学术文献库

The importance of fundamental research on network topologies is widely acknowledged. This study aims to elucidate the effect of congestion avoidance of agents given congestion information on optimizing traffic in a network topology. We investigated stochastic traffic networks in a star topology with a central node connected to isolated secondary nodes with different preferences. Each agent at the central node selects a secondary node by referring to the declining preferences based on the congestion rate of the secondary nodes. We examined two scenarios: 1) Each agent can repeatedly visit the central and secondary nodes. 2) Each agent can access each secondary node only once.
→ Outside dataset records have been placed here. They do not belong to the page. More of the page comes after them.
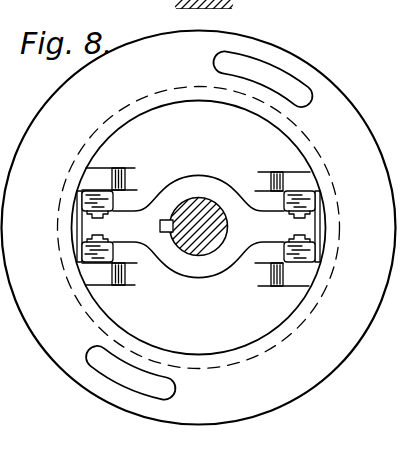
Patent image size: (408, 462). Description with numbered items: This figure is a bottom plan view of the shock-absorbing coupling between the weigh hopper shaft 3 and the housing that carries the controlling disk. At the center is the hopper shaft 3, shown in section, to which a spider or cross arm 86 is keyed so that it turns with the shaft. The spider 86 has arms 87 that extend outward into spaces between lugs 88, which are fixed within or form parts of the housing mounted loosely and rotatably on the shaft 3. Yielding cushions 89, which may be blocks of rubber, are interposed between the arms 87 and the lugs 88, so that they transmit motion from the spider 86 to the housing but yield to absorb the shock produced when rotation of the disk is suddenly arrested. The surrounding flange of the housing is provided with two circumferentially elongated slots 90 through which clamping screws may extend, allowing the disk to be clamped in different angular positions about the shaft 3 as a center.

The hopper shaft 3 is at (187, 245).
The spider or cross arm 86 is at (167, 187).
The arms 87 is at (320, 239).
The lugs 88 is at (293, 174).
The yielding cushions 89 is at (316, 203).
The circumferentially elongated slots 90 is at (293, 83).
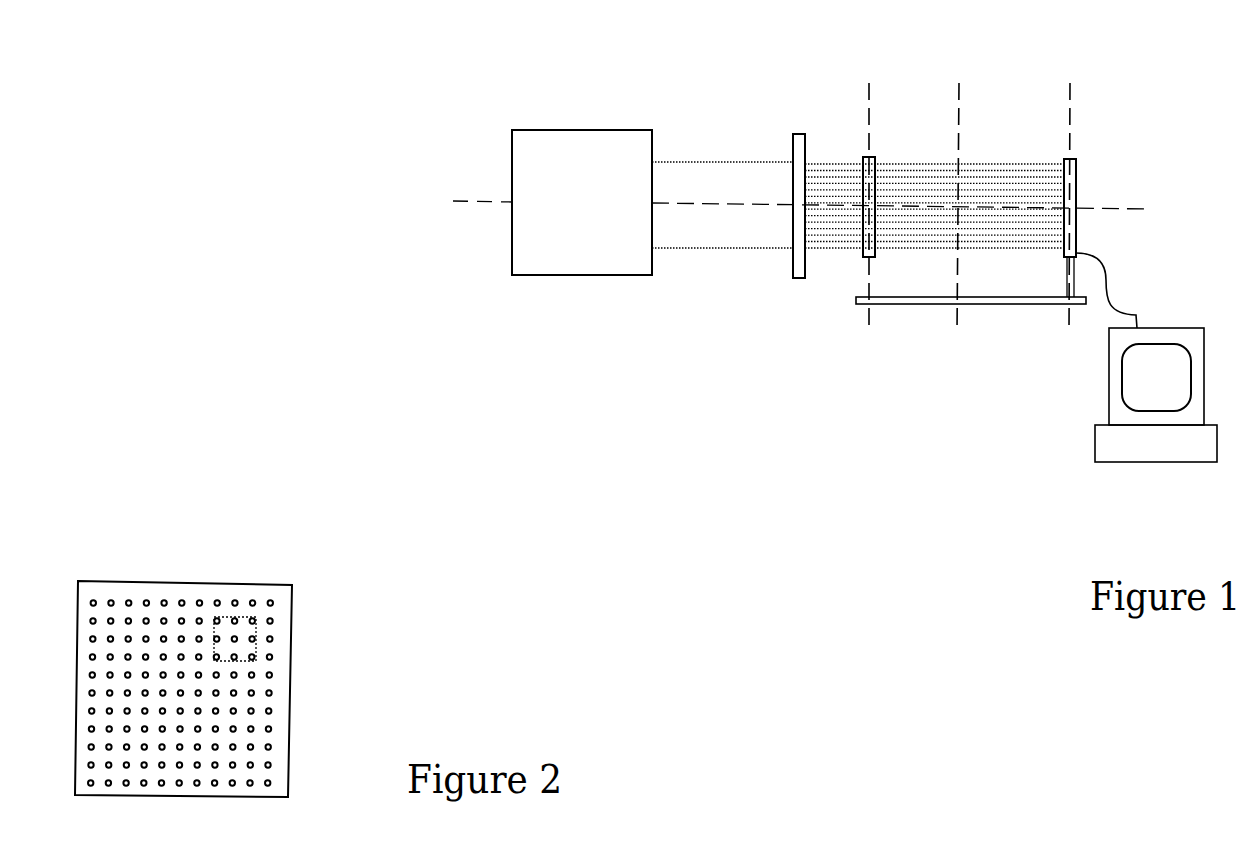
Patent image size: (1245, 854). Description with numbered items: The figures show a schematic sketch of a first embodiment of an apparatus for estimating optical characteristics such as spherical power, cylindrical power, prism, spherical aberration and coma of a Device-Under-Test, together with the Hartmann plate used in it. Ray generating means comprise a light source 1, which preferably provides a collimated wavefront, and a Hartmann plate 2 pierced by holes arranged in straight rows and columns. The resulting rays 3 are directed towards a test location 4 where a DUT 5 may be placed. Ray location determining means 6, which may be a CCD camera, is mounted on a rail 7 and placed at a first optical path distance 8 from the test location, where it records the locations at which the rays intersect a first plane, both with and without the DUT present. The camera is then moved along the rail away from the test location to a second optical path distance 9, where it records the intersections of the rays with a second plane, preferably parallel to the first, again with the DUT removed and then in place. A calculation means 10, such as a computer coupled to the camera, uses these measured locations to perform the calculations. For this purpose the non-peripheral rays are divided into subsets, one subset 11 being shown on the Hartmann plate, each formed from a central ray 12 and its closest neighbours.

For 1), we investigated the uniformity of the agent distribution in a stationary state, and for 2), we measured the travel time for all agents visiting all nodes. When agents repeatedly visit central and other nodes, the uniformity of agent distribution has been found to show three types of nonlinear dependence on the increase in nodes. We found that multivariate statistics describe these characteristic dependences well, suggesting that the balance between the equalization of network usage by avoiding congestion and the covariance caused by mutual referral to congestion information determines the uniformity. We discovered that congestion-avoidance linearizes the travel time, which increases exponentially with the number of nodes, notwithstanding the degree of reference to the congestion information. Consequently, we successfully described the optimization effect of congestion-avoidance on the collective dynamics of agents in star topologies. Our findings are useful in many areas of network science.